C’est pas grave, je vais relire et relire la première moitié du roman, où j’ai ri, sursauté, n’en ait pas cru mes yeux parfois, ai été émue aux larmes, bref, déguster ce petit jeu tellement communicatif en tentant d’oublier le développement romantique qui, lui, m’a semblé artificiel et pas très bien huilé.

Ed. Grasset, 2011 348 p.
Traduit de l’allemand (Autriche) par Anne-Sophie Anglaret
Titre original : Alle Sieben Wellen

Mes dix phrases préférées de Leo Leike

1. Je pense beaucoup à vous, le matin, le midi, le soir, la nuit, entre-temps, à chaque fois un peu avant et un peu après – et aussi pendant.
2. Je ris de bonheur. Est-ce adultère, Emmi ?
3. J’embrasse comme j’écris.
4. Emmi, j’ai en moi d’énormes coffres et armoires remplis de sentiments pour toi. Mais j’ai aussi la clef qui convient.
5. Chère Emmi, je trouve que tu esquives de façon très élégante, presque coquette. Mais ne crois-tu pas que j’ai le droit de savoir pourquoi tu es fâchée ? Cela m’aiderait quelque peu cette nuit, pour le sommeil, si tu vois ce que je veux dire.
6. Bonjour Emmi, serais-tu par hasard passée hier en avion à hélice à côté de l’appartement 15 pour prendre des photos ? Ou était-ce un orage ?

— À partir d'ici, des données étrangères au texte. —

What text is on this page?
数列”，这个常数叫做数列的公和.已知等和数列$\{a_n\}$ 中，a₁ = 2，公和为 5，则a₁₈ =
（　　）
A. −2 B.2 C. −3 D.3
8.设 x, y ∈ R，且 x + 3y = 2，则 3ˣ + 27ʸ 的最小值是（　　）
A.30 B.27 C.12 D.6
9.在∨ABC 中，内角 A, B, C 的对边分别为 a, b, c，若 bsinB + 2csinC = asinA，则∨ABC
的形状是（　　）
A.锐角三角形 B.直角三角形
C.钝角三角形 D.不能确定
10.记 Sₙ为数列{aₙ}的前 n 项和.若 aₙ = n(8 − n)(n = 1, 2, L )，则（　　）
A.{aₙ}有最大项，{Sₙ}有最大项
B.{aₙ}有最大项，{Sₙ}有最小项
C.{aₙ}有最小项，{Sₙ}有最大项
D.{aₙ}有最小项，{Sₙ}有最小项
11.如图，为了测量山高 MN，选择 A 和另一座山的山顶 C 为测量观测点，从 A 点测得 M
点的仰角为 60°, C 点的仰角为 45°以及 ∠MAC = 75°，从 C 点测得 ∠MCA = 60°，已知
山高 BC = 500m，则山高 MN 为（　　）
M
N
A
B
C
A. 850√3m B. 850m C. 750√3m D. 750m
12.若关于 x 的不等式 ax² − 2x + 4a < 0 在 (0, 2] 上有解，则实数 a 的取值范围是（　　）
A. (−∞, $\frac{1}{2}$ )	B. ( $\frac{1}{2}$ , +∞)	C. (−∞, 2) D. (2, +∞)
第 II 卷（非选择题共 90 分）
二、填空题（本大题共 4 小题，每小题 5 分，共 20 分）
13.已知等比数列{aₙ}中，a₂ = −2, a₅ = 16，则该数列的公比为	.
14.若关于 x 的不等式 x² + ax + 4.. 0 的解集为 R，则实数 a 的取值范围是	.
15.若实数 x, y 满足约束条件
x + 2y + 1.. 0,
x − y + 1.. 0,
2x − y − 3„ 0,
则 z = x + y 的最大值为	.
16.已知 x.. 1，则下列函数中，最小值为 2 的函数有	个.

7. Je pense à cette Emmi qui, du bout de doigts si délicats qu’ils semblent lui échapper, enlève toutes les trente secondes de ses yeux des mèches imaginaires pour les remettre derrière son oreille, comme si elle cherchait à délivrer son regard d’un voile, pour pouvoir enfin observer les choses avec autant d’acuité qu’elle sait les décrire depuis longtemps.
8. Emmi, tu es la seule. Tu es la seule, la seule, la seule qui… C’est difficile à formuler.

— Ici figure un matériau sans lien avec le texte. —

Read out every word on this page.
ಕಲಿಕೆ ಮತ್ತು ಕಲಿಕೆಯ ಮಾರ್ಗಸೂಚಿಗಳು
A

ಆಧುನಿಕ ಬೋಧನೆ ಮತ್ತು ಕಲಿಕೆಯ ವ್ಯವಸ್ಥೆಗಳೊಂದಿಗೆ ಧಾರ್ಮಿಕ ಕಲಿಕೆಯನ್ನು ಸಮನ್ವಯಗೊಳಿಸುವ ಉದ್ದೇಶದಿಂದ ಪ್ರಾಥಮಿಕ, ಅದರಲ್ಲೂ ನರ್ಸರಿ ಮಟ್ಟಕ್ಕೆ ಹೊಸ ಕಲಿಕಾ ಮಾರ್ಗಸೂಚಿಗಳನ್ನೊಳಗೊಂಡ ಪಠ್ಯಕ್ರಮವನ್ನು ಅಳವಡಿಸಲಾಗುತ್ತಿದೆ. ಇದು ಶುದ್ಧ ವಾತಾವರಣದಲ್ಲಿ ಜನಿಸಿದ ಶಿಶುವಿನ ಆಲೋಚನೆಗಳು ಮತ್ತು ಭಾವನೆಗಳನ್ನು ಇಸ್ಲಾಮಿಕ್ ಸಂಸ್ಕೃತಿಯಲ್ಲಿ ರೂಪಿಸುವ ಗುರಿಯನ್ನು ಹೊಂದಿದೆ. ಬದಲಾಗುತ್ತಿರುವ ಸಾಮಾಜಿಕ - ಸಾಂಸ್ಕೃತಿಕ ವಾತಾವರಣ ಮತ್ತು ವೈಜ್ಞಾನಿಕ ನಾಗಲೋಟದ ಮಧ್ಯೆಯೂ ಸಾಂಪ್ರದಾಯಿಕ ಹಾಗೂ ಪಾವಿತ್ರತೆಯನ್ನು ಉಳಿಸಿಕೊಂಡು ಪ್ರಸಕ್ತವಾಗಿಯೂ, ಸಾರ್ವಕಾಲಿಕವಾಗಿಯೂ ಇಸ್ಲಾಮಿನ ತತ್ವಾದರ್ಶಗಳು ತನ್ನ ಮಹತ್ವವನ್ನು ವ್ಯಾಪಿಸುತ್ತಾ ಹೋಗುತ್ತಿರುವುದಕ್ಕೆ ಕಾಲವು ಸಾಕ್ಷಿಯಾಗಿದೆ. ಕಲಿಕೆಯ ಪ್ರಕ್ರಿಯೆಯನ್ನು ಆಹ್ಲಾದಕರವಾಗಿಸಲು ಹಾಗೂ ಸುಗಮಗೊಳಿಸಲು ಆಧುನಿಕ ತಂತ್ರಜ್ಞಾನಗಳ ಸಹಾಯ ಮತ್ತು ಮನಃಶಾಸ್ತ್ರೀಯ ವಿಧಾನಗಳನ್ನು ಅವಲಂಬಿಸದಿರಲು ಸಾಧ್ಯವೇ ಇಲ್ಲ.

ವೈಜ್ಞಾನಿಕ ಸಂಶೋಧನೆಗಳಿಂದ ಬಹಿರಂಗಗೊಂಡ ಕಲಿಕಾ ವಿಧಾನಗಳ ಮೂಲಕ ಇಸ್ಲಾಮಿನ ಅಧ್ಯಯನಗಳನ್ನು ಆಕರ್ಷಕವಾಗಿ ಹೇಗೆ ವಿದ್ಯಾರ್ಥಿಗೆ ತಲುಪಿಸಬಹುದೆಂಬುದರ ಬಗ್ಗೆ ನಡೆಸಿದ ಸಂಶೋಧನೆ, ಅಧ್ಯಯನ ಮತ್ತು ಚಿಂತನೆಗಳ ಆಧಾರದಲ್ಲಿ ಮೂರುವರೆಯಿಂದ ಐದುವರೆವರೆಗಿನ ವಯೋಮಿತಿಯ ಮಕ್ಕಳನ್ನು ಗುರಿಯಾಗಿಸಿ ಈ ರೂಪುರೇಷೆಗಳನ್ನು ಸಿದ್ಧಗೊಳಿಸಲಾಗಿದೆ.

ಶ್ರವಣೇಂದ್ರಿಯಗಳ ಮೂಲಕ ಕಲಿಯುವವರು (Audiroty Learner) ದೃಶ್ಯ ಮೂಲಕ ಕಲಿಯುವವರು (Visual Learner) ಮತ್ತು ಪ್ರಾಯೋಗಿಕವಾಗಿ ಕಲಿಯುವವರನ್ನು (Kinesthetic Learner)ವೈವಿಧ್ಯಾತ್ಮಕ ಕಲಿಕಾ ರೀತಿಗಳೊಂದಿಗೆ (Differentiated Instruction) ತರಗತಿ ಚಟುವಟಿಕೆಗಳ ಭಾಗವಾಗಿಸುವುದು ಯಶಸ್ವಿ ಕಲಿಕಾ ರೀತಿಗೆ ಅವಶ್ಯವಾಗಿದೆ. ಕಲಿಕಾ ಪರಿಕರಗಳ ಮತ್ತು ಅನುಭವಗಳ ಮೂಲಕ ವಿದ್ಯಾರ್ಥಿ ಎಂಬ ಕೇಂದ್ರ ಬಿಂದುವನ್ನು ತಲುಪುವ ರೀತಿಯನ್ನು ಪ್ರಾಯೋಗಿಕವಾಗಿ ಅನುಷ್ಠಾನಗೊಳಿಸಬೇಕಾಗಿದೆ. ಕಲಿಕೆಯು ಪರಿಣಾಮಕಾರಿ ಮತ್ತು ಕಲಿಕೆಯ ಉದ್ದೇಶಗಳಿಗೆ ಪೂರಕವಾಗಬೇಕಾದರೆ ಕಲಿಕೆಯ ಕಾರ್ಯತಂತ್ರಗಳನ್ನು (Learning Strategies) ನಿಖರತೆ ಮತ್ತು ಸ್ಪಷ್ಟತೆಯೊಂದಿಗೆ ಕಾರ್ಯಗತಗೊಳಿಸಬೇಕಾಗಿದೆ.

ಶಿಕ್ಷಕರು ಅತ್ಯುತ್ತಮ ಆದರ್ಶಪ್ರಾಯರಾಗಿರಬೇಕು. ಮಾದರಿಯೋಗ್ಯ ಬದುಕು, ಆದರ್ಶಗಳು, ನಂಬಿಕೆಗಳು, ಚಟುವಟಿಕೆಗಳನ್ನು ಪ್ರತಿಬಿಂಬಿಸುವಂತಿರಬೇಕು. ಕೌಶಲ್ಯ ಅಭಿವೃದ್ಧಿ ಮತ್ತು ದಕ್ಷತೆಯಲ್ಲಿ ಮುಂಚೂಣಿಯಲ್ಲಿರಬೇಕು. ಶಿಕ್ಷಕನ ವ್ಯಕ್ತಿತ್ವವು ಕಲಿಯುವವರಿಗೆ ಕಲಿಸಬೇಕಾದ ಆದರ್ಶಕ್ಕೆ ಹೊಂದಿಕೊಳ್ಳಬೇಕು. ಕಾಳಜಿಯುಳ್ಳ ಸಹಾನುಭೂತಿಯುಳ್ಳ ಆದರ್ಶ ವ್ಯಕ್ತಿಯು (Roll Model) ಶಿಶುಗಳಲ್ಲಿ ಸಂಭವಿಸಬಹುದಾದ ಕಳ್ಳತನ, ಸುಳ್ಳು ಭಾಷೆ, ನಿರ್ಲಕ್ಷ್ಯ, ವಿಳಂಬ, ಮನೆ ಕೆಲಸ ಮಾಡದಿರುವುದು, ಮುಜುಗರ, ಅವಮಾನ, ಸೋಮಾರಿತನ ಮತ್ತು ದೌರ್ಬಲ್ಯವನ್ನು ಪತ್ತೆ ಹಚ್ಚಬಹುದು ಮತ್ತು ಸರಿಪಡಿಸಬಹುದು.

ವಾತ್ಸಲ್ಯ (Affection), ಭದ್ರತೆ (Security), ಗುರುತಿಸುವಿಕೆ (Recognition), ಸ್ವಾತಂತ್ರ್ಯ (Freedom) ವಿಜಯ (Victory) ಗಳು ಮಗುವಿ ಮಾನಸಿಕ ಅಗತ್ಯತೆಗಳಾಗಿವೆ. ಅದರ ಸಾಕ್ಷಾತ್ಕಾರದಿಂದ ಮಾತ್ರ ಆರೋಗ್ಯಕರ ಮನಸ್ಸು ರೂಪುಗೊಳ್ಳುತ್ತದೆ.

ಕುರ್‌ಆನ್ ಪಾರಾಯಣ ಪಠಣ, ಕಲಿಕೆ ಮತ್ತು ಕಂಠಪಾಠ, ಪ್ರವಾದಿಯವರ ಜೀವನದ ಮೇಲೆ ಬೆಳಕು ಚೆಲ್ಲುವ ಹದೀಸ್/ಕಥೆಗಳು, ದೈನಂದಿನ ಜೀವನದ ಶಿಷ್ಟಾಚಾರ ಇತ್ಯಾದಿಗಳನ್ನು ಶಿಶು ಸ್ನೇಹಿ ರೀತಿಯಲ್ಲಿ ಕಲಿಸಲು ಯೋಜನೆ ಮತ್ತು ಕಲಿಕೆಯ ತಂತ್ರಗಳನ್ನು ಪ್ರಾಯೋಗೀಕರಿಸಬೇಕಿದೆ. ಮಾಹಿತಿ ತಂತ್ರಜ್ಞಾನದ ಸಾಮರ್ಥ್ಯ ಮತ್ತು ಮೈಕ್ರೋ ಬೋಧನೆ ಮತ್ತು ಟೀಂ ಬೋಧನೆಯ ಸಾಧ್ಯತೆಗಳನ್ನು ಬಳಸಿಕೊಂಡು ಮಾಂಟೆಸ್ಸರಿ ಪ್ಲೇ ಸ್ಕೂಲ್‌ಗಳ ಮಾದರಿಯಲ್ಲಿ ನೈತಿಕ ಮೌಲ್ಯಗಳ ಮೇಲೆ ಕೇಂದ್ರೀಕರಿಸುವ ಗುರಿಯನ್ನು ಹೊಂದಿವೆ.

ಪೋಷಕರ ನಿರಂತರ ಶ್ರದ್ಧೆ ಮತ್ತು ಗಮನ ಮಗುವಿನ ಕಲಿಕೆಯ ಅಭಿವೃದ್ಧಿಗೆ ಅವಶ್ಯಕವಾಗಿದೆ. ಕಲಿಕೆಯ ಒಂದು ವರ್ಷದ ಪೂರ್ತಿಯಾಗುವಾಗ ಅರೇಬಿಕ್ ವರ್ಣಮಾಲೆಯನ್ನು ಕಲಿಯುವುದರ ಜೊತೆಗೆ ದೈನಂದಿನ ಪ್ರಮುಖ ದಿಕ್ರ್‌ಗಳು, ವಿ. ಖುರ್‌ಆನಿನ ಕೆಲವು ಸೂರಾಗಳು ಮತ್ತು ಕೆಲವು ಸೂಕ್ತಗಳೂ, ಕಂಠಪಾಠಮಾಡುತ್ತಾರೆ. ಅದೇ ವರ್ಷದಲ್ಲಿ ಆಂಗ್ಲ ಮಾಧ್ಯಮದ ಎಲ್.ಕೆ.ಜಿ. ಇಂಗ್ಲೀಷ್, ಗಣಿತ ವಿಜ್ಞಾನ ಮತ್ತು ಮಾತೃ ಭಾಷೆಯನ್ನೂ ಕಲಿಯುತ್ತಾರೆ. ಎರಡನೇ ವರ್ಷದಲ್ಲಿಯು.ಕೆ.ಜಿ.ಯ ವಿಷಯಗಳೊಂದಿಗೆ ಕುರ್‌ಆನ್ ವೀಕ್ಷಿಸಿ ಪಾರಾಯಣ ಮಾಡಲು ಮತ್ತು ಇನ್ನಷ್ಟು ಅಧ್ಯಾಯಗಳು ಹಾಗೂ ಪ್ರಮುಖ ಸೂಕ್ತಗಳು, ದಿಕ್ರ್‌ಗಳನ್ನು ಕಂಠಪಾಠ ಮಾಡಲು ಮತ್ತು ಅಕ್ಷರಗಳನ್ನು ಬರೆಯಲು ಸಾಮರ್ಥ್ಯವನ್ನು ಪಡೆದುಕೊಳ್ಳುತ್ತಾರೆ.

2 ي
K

9. D’accord Emmi, j’ai compris, je ne t’écrirai plus. Au cas où (…) vent du nord (…) tu sais que (…) toujours. Toujours, toujours, toujours, toujours, toujours !
10. Chère Emmi, je veux prendre un café avec toi. Le veux-tu aussi ? Si tu ne veux pas, je ne veux pas non plus, car je ne veux pas, avec toi, contre ta volonté (aller prendre un café).